Wraz z I Niedzielą Adwentu wkraczamy w nowy rok liturgiczny. Może
zaskakiwać, że właśnie dziś, kiedy niejako rozpoczynamy na nowo rozważanie
tajemnic życia Pana Jezusa, kiedy myśli nasze kierują się ku widokowi Boskiego
Dzieciątka w betlejemskiej grocie, Kościół czyta nam Ewangelię, w której
Zbawiciel zapowiada swoje przyjście w chwale, gdy będzie sądzić żywych i
umarłych. W głębi duszy zadajemy sobie pewnie pytanie: dlaczego mamy dziś, u
progu nowego roku liturgicznego, myśleć o końcu świata?
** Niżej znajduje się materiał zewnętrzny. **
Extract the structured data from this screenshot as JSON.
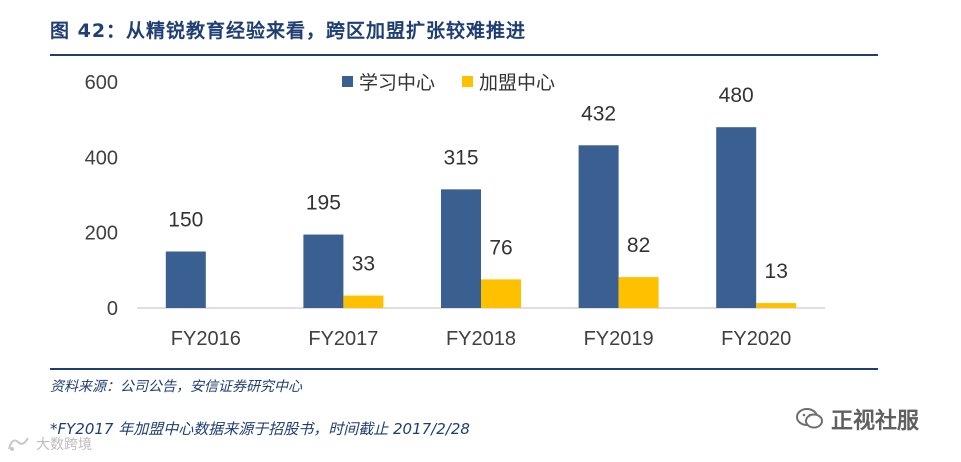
{
  "header": {
    "title": "图 42：从精锐教育经验来看，跨区加盟扩张较难推进"
  },
  "chart_data": {
    "type": "bar",
    "categories": [
      "FY2016",
      "FY2017",
      "FY2018",
      "FY2019",
      "FY2020"
    ],
    "series": [
      {
        "name": "学习中心",
        "color": "#3a5f91",
        "values": [
          150,
          195,
          315,
          432,
          480
        ]
      },
      {
        "name": "加盟中心",
        "color": "#ffc000",
        "values": [
          null,
          33,
          76,
          82,
          13
        ]
      }
    ],
    "y_ticks": [
      "0",
      "200",
      "400",
      "600"
    ],
    "ylim": [
      0,
      600
    ],
    "grid": false,
    "legend_position": "top-center"
  },
  "footer": {
    "source": "资料来源：公司公告，安信证券研究中心",
    "note": "*FY2017 年加盟中心数据来源于招股书，时间截止 2017/2/28"
  },
  "watermarks": {
    "right_text": "正视社服",
    "right_icon": "wechat-icon",
    "left_text": "大数跨境",
    "left_icon": "brand-logo-icon"
  }
}
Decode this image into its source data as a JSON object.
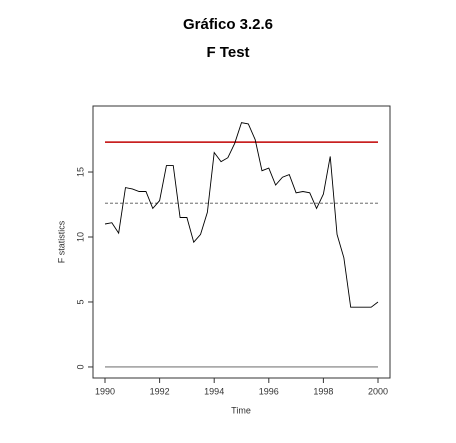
{
  "chart_data": {
    "type": "line",
    "title": "Gráfico 3.2.6",
    "subtitle": "F Test",
    "x_label": "Time",
    "y_label": "F statistics",
    "x": [
      1990,
      1990.25,
      1990.5,
      1990.75,
      1991,
      1991.25,
      1991.5,
      1991.75,
      1992,
      1992.25,
      1992.5,
      1992.75,
      1993,
      1993.25,
      1993.5,
      1993.75,
      1994,
      1994.25,
      1994.5,
      1994.75,
      1995,
      1995.25,
      1995.5,
      1995.75,
      1996,
      1996.25,
      1996.5,
      1996.75,
      1997,
      1997.25,
      1997.5,
      1997.75,
      1998,
      1998.25,
      1998.5,
      1998.75,
      1999,
      1999.25,
      1999.5,
      1999.75,
      2000
    ],
    "series": [
      {
        "name": "F statistics",
        "color": "#000000",
        "values": [
          11.0,
          11.1,
          10.3,
          13.8,
          13.7,
          13.5,
          13.5,
          12.2,
          12.8,
          15.5,
          15.5,
          11.5,
          11.5,
          9.6,
          10.2,
          11.9,
          16.5,
          15.8,
          16.1,
          17.2,
          18.8,
          18.7,
          17.5,
          15.1,
          15.3,
          14.0,
          14.6,
          14.8,
          13.4,
          13.5,
          13.4,
          12.2,
          13.3,
          16.2,
          10.2,
          8.4,
          4.6,
          4.6,
          4.6,
          4.6,
          5.0
        ]
      }
    ],
    "reference_lines": [
      {
        "value": 17.3,
        "color": "#c00000",
        "style": "solid"
      },
      {
        "value": 12.6,
        "color": "#555555",
        "style": "dashed"
      },
      {
        "value": 0,
        "color": "#555555",
        "style": "solid"
      }
    ],
    "xlim": [
      1989.56,
      2000.44
    ],
    "ylim": [
      -0.85,
      20.08
    ],
    "xticks": [
      1990,
      1992,
      1994,
      1996,
      1998,
      2000
    ],
    "yticks": [
      0,
      5,
      10,
      15
    ]
  }
}
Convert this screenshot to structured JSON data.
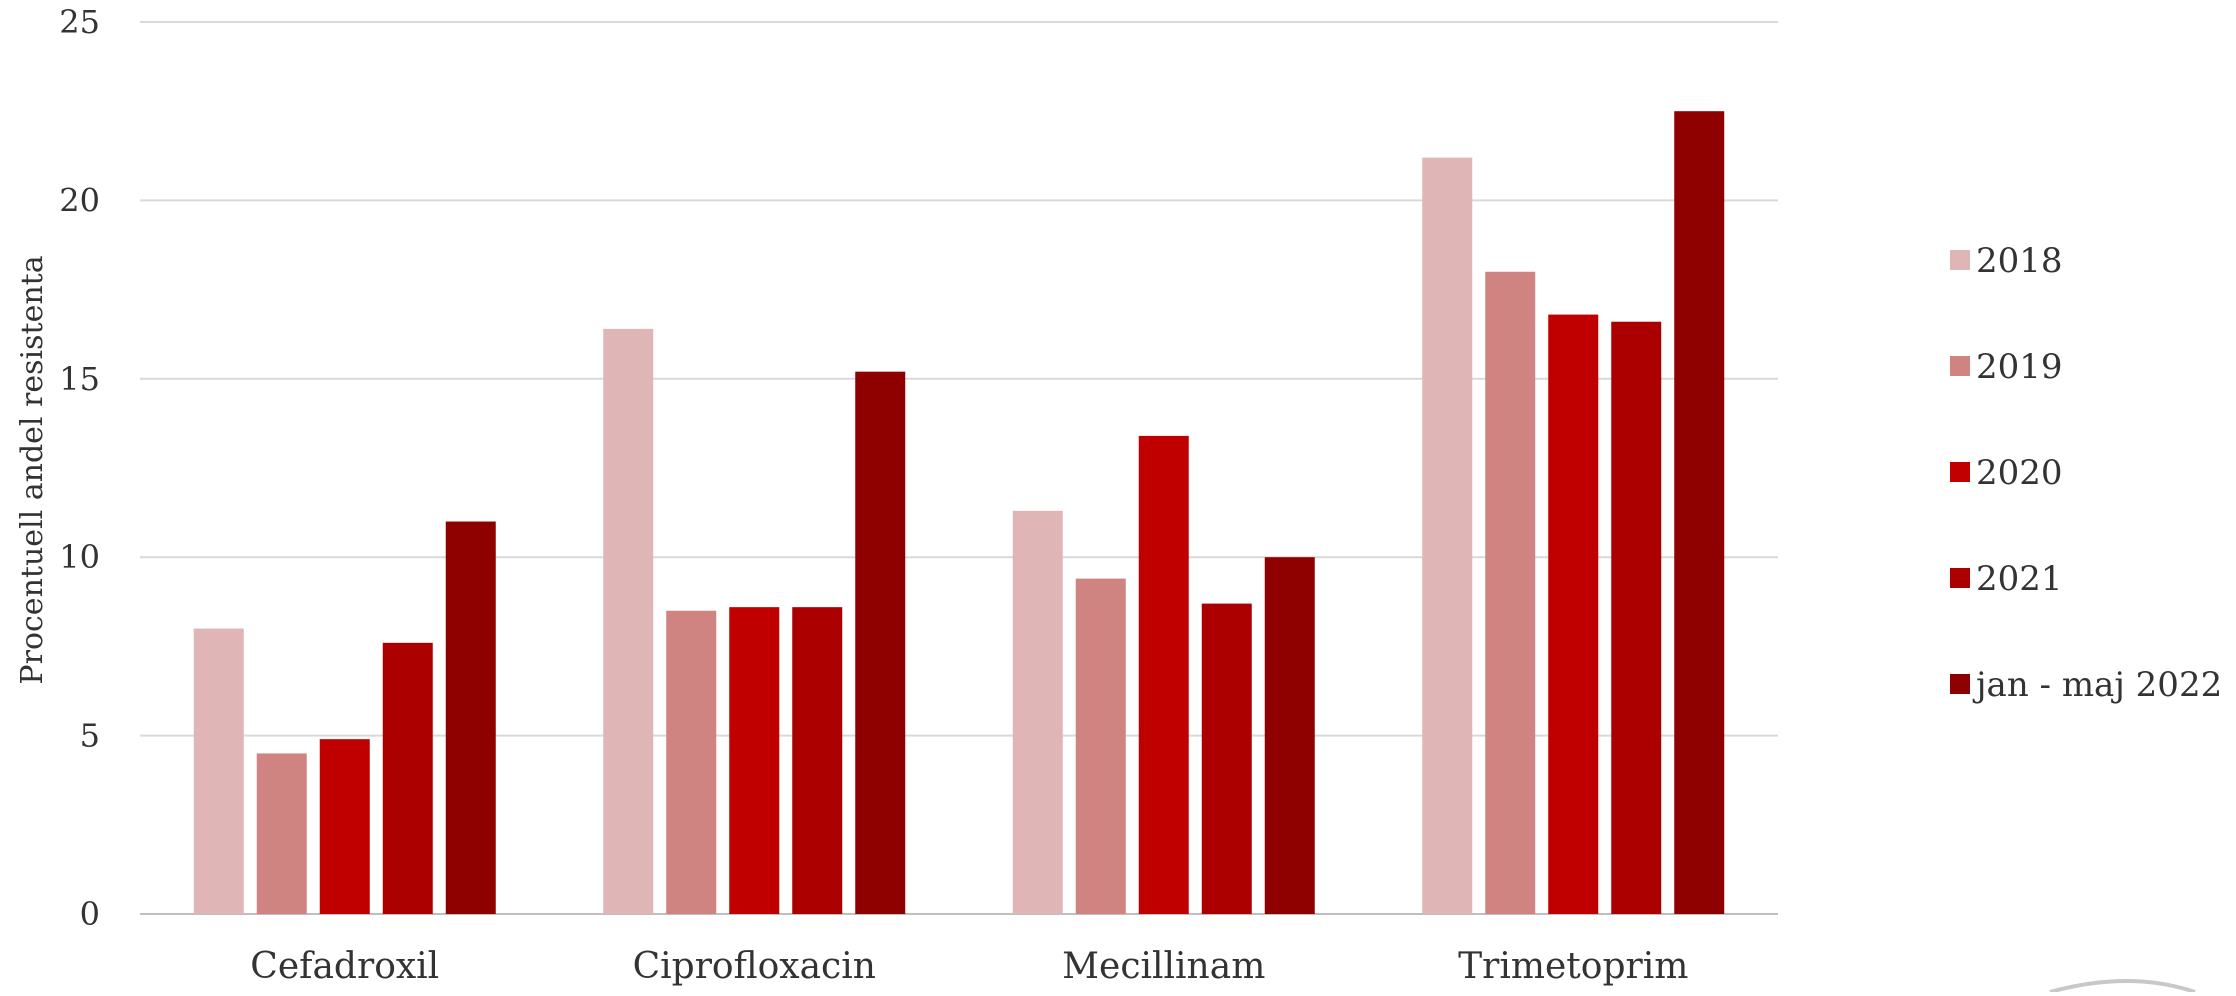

Drodzy wierni! Filozofia uczy nas, iż: Omne agens agit propter finem
– każdy, kto podejmuje działanie, podejmuje je ze względu na celu, do którego
dąży. Jeśli wybieramy się w podróż, musimy wiedzieć dokąd zmierzamy. Gdybyśmy o
tym zapomnieli, moglibyśmy nieoczekiwanie znaleźć się w zupełnie innym miejscu,
odległym od celu naszej podróży. Tak samo w naszym życiu chrześcijańskim musimy
zawsze pamiętać o celu, dla którego zostaliśmy stworzeni: by poznać Pana Boga,
kochać Go i służyć Mu, a w ten sposób zasłużyć sobie na wieczną nagrodę w
niebie.
Nasze życie nie jest jedynie ciągiem przypadkowych zdarzeń prowadzących do
śmierci, jest ono w istocie czasem próby, bowiem to, czy otrzymamy wieczną
nagrodę w niebie uzależnione jest od tego, jak żyliśmy tu, na ziemi. Wszyscy z
nas pamiętamy prawdę wiary wyrażoną w katechizmie w prostym zdaniu: Pan Bóg
jest sędzią sprawiedliwym, który za dobre wynagradza, a za złe karze. Czy
jednak na co dzień myślimy choćby od czasu do czasu o sądzie, który czeka nas
po śmierci? Wydaje się, że nie. A tak wiele zła na świecie wynika z tego, że
ludzie zapomnieli o tym, iż wszystko co robią, ma konsekwencje i to wieczne.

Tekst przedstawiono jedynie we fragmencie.